Incidents violents en psychiatrie: juste la pointe de l’iceberg, selon Diane Francoeur

Pour la présidente de l’AMPQ, la Dre Karine Igartua, tous les ingrédients sont réunis pour créer des cocktails explosifs dans les unités psychiatriques.
Photo: Shani Miller Getty Images Pour la présidente de l’AMPQ, la Dre Karine Igartua, tous les ingrédients sont réunis pour créer des cocktails explosifs dans les unités psychiatriques.

La multiplication des incidents violents dans les unités psychiatriques des hôpitaux québécois, comme Albert-Prévost à Montréal, n’est que la « pointe de l’iceberg », soutient la présidente de la Fédération des médecins spécialistes du Québec (FMSQ), Dre Diane Francoeur.

« Il n’y a pas juste en psychiatrie qu’il y a un problème de comportements inappropriés par rapport aux professionnels de la santé, dit-elle.
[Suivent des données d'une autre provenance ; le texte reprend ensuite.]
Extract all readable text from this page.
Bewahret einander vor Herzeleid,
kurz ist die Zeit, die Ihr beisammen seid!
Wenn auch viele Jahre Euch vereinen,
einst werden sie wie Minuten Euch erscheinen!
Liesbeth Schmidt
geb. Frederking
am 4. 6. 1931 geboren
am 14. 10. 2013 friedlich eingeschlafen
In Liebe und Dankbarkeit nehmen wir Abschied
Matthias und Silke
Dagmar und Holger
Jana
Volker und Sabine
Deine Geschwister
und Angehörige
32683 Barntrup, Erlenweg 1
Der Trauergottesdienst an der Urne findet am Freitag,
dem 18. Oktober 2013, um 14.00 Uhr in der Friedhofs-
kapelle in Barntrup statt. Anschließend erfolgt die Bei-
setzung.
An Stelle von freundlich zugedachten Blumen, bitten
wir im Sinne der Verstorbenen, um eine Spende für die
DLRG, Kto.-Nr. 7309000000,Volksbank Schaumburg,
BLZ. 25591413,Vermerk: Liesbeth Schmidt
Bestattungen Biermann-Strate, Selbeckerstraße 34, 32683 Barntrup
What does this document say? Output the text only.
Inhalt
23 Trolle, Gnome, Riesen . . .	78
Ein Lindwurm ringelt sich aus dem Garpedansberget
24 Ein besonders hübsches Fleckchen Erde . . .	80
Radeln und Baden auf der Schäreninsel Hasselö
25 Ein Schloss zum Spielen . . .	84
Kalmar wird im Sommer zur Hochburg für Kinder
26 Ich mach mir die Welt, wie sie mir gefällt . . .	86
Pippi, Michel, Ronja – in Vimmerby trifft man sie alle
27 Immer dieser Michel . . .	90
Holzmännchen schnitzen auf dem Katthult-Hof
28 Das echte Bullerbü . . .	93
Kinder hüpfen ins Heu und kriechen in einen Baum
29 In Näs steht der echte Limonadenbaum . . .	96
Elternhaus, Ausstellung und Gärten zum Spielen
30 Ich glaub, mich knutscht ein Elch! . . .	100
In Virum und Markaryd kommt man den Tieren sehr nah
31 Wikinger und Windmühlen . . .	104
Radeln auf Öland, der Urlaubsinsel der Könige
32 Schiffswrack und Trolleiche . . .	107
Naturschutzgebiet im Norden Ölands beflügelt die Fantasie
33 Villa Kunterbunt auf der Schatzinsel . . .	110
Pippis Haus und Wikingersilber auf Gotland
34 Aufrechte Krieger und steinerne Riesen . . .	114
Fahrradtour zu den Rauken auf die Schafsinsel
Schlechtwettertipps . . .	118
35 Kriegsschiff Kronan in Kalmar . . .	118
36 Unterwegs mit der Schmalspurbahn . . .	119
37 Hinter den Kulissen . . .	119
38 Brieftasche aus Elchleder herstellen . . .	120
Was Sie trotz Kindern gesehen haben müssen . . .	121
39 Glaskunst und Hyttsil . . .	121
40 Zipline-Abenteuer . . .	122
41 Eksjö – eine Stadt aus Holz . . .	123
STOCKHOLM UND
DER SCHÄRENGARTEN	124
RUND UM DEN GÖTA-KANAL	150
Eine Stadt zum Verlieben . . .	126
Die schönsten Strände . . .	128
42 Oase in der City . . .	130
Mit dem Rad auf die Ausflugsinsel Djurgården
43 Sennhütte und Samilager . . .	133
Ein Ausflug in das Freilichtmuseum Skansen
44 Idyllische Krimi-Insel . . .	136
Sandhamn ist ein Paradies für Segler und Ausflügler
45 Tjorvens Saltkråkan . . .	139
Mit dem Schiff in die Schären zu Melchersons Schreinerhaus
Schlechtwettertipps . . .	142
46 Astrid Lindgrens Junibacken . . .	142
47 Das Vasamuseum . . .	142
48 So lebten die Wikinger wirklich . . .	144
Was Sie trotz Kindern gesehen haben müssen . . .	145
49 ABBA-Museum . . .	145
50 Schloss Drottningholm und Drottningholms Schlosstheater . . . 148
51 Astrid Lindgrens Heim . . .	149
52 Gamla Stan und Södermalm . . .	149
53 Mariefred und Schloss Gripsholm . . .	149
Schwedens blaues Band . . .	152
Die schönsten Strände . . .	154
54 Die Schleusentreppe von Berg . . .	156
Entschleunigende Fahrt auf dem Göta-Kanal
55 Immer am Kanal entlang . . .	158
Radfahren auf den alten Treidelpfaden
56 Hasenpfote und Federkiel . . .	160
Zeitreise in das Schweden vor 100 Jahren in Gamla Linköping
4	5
Un infirmier au triage d’une urgence [celle de l’hôpital de Granby] s’est récemment fait attaquer par un patient impatient. »

Même le personnel de l’unité de naissance de l’Hôpital Sainte-Justine est victime d’incivilités, selon Dre Francoeur, obstétricienne-gynécologue dans cet établissement. Des vitres protectrices ont d’ailleurs été installées autour du poste des infirmières et des médecins lors de l’agrandissement de l’établissement. Pour des raisons de confidentialité, mais aussi de sécurité, souligne-t-elle.

Dre Francoeur a participé à l’élaboration de la nouvelle unité de naissance. « Quand on est arrivé au final, moi, je ne voulais pas avoir de vitres protectrices, dit-elle. Je me disais : “ On n’est pas rendus là au Québec ”. Les gens sont civilisés et polis. » Le personnel lui a décrit une réalité tout autre. « On m’a dit “ Tu ne comprends pas, Diane, on se fait invectiver tout le temps ” ». Les gens sont très insistants parce qu’ils sont impatients. »

La présidente de la FMSQ pense que le gouvernement québécois doit agir. « Le plus urgent, c’est au niveau des professionnels en santé mentale, précise-t-elle. Il faut que les investissements arrivent, qu’un plan stratégique s’instaure. »

L’Association des médecins psychiatres du Québec (AMPQ) a formé un comité sur la sécurité dans les établissements de santé, à la suite, entre autres, de l’attaque violente d’un psychiatre à l’Hôpital en santé mentale Albert-Prévost à Montréal, l’automne dernier.

Le comité, présidé par la Dre France Proulx, psychiatre à l’Institut Philippe-Pinel, doit rendre à la fin du printemps un rapport comportant des recommandations destinées au ministère de la Santé.

Un cocktail explosif

Sur le terrain, la présidente de l’AMPQ, la Dre Karine Igartua, constate que tous les ingrédients sont réunis pour créer des cocktails explosifs dans les unités psychiatriques.

De plus en plus de patients, observe-t-elle, sont admis contre leur gré dans les hôpitaux, soit en vertu de la Loi sur la protection des personnes dont l’état mental présente un danger pour elles-mêmes ou pour autrui, soit parce qu’ils ont été déclarés non criminellement responsables pour troubles mentaux.

Cette clientèle cohabite avec des gens souffrant de psychoses aiguës — liées au crystal meth par exemple — ainsi que des personnes déprimées, suicidaires et anxieuses.

« On mélange toutes ces populations-là », dit Dre Karine Igartua. Tout en favorisant, déplore-t-elle, une politique de la « porte ouverte ».

« La tendance à vouloir que les portes soient déverrouillées dans les unités psychiatriques, pour les rendre plus humaines, soulève des enjeux qu’on ne peut ignorer », dit la psychiatre du Centre universitaire de santé McGill.

Dre Karine Igartua croit que des unités devraient être verrouillées. « Peut-être que toutes les unités n’ont pas besoin d’être barrées. Mais ça prend une portion des lits barrée, sécuritaire, avec un milieu de vie où il n’y a pas d’objet dangereux. »

Interpellé à ce sujet, le ministère de la Santé et des Services sociaux dit avoir notamment mis en place un comité portant sur la sécurité dans les services de santé mentale et psychiatrique. Il commencera ses travaux au printemps 2020 et a pour mandat d’identifier des pistes de solution.